O'Ward di McLaren abbandona il sogno F1, definisce lo sport “troppo artificiale”
Riassunto
O'Ward lascia la F1, definendola “troppo artificiale”, e punta sulla IndyCar, criticando gli assistenti al sorpasso e sollevando dubbi sulla direzione sportiva della Formula 1.
Perché è importante
- Le parole di O'Ward offrono una rara prospettiva interna sul dibattito che anima il mondo delle corse: integrità sportiva contro lo spettacolo che la Formula 1 sembra aver assunto. Come giovane talento legato a un team di vertice, il suo disincanto segnala una possibile frattura generazionale.
I dettagli
- Motivo principale: O'Ward denuncia l’uso crescente di sistemi di assistenza al sorpasso, definendoli “premere un pulsante”, e afferma: "Non è Mario Kart, qui si corre davvero".
- Motivazione originale: Il suo sogno di arrivare in F1 nasceva dall’ammirazione per le macchine e dalla sfida pura, non da fama o denaro. Oggi percepisce un’erosione costante di questi valori.
- Esperienza pratica: Dal 2022 è il terzo pilota della McLaren, ha già partecipato a cinque prove libere in F1 e prevede di farne un’altra entro la fine della stagione, mantenendo un legame professionale pur spostando l’ambizione verso gli Stati Uniti.
- Sensazione complessiva: Definisce la Formula 1 sempre più “artificiale”, in netto contrasto con la competizione grezza che vive in IndyCar.
Cosa succederà
- O'Ward concentrerà il suo futuro sulla IndyCar, dove resta una costante minaccia per il titolo.

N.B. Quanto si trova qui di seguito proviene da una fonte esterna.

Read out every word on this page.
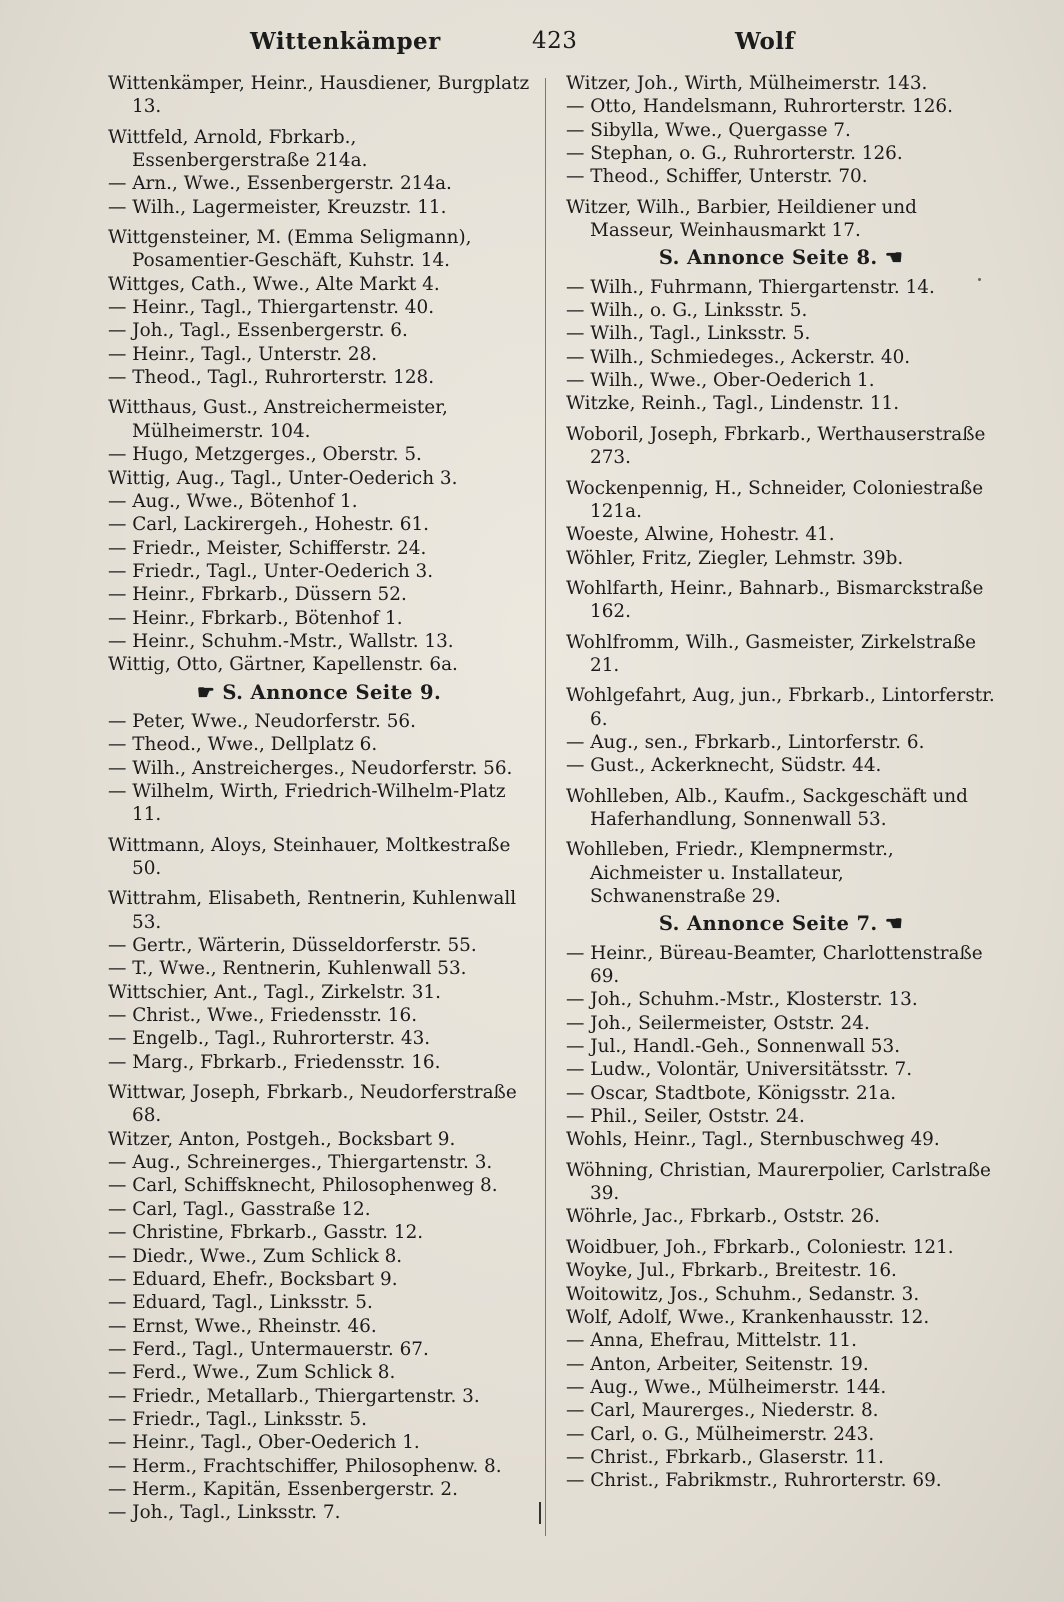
Wittenkämper	423	Wolf

Wittenkämper, Heinr., Hausdiener, Burgplatz 13.

Wittfeld, Arnold, Fbrkarb., Essenbergerstraße 214a.

— Arn., Wwe., Essenbergerstr. 214a.

— Wilh., Lagermeister, Kreuzstr. 11.

Wittgensteiner, M. (Emma Seligmann), Posamentier-Geschäft, Kuhstr. 14.

Wittges, Cath., Wwe., Alte Markt 4.

— Heinr., Tagl., Thiergartenstr. 40.

— Joh., Tagl., Essenbergerstr. 6.

— Heinr., Tagl., Unterstr. 28.

— Theod., Tagl., Ruhrorterstr. 128.

Witthaus, Gust., Anstreichermeister, Mülheimerstr. 104.

— Hugo, Metzgerges., Oberstr. 5.

Wittig, Aug., Tagl., Unter-Oederich 3.

— Aug., Wwe., Bötenhof 1.

— Carl, Lackirergeh., Hohestr. 61.

— Friedr., Meister, Schifferstr. 24.

— Friedr., Tagl., Unter-Oederich 3.

— Heinr., Fbrkarb., Düssern 52.

— Heinr., Fbrkarb., Bötenhof 1.

— Heinr., Schuhm.-Mstr., Wallstr. 13.

Wittig, Otto, Gärtner, Kapellenstr. 6a.

☛ S. Annonce Seite 9.

— Peter, Wwe., Neudorferstr. 56.

— Theod., Wwe., Dellplatz 6.

— Wilh., Anstreicherges., Neudorferstr. 56.

— Wilhelm, Wirth, Friedrich-Wilhelm-Platz 11.

Wittmann, Aloys, Steinhauer, Moltkestraße 50.

Wittrahm, Elisabeth, Rentnerin, Kuhlenwall 53.

— Gertr., Wärterin, Düsseldorferstr. 55.

— T., Wwe., Rentnerin, Kuhlenwall 53.

Wittschier, Ant., Tagl., Zirkelstr. 31.

— Christ., Wwe., Friedensstr. 16.

— Engelb., Tagl., Ruhrorterstr. 43.

— Marg., Fbrkarb., Friedensstr. 16.

Wittwar, Joseph, Fbrkarb., Neudorferstraße 68.

Witzer, Anton, Postgeh., Bocksbart 9.

— Aug., Schreinerges., Thiergartenstr. 3.

— Carl, Schiffsknecht, Philosophenweg 8.

— Carl, Tagl., Gasstraße 12.

— Christine, Fbrkarb., Gasstr. 12.

— Diedr., Wwe., Zum Schlick 8.

— Eduard, Ehefr., Bocksbart 9.

— Eduard, Tagl., Linksstr. 5.

— Ernst, Wwe., Rheinstr. 46.

— Ferd., Tagl., Untermauerstr. 67.

— Ferd., Wwe., Zum Schlick 8.

— Friedr., Metallarb., Thiergartenstr. 3.

— Friedr., Tagl., Linksstr. 5.

— Heinr., Tagl., Ober-Oederich 1.

— Herm., Frachtschiffer, Philosophenw. 8.

— Herm., Kapitän, Essenbergerstr. 2.

— Joh., Tagl., Linksstr. 7.

Witzer, Joh., Wirth, Mülheimerstr. 143.

— Otto, Handelsmann, Ruhrorterstr. 126.

— Sibylla, Wwe., Quergasse 7.

— Stephan, o. G., Ruhrorterstr. 126.

— Theod., Schiffer, Unterstr. 70.

Witzer, Wilh., Barbier, Heildiener und Masseur, Weinhausmarkt 17.

S. Annonce Seite 8. ☚

— Wilh., Fuhrmann, Thiergartenstr. 14.

— Wilh., o. G., Linksstr. 5.

— Wilh., Tagl., Linksstr. 5.

— Wilh., Schmiedeges., Ackerstr. 40.

— Wilh., Wwe., Ober-Oederich 1.

Witzke, Reinh., Tagl., Lindenstr. 11.

Woboril, Joseph, Fbrkarb., Werthauserstraße 273.

Wockenpennig, H., Schneider, Coloniestraße 121a.

Woeste, Alwine, Hohestr. 41.

Wöhler, Fritz, Ziegler, Lehmstr. 39b.

Wohlfarth, Heinr., Bahnarb., Bismarckstraße 162.

Wohlfromm, Wilh., Gasmeister, Zirkelstraße 21.

Wohlgefahrt, Aug, jun., Fbrkarb., Lintorferstr. 6.

— Aug., sen., Fbrkarb., Lintorferstr. 6.

— Gust., Ackerknecht, Südstr. 44.

Wohlleben, Alb., Kaufm., Sackgeschäft und Haferhandlung, Sonnenwall 53.

Wohlleben, Friedr., Klempnermstr., Aichmeister u. Installateur, Schwanenstraße 29.

S. Annonce Seite 7. ☚

— Heinr., Büreau-Beamter, Charlottenstraße 69.

— Joh., Schuhm.-Mstr., Klosterstr. 13.

— Joh., Seilermeister, Oststr. 24.

— Jul., Handl.-Geh., Sonnenwall 53.

— Ludw., Volontär, Universitätsstr. 7.

— Oscar, Stadtbote, Königsstr. 21a.

— Phil., Seiler, Oststr. 24.

Wohls, Heinr., Tagl., Sternbuschweg 49.

Wöhning, Christian, Maurerpolier, Carlstraße 39.

Wöhrle, Jac., Fbrkarb., Oststr. 26.

Woidbuer, Joh., Fbrkarb., Coloniestr. 121.

Woyke, Jul., Fbrkarb., Breitestr. 16.

Woitowitz, Jos., Schuhm., Sedanstr. 3.

Wolf, Adolf, Wwe., Krankenhausstr. 12.

— Anna, Ehefrau, Mittelstr. 11.

— Anton, Arbeiter, Seitenstr. 19.

— Aug., Wwe., Mülheimerstr. 144.

— Carl, Maurerges., Niederstr. 8.

— Carl, o. G., Mülheimerstr. 243.

— Christ., Fbrkarb., Glaserstr. 11.

— Christ., Fabrikmstr., Ruhrorterstr. 69.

- È improbabile che la sua critica cambi la rotta commerciale della F1, ma aggiunge una voce significativa al dibattito su regolamenti tecnici e identità filosofica della disciplina.
- Per la McLaren, O'Ward rimane un prezioso pilota di simulatore e sviluppo, ma non vede più il posto in gara come meta personale. Il suo ruolo futuro sarà puramente professionale, privo del sogno che una volta lo animava.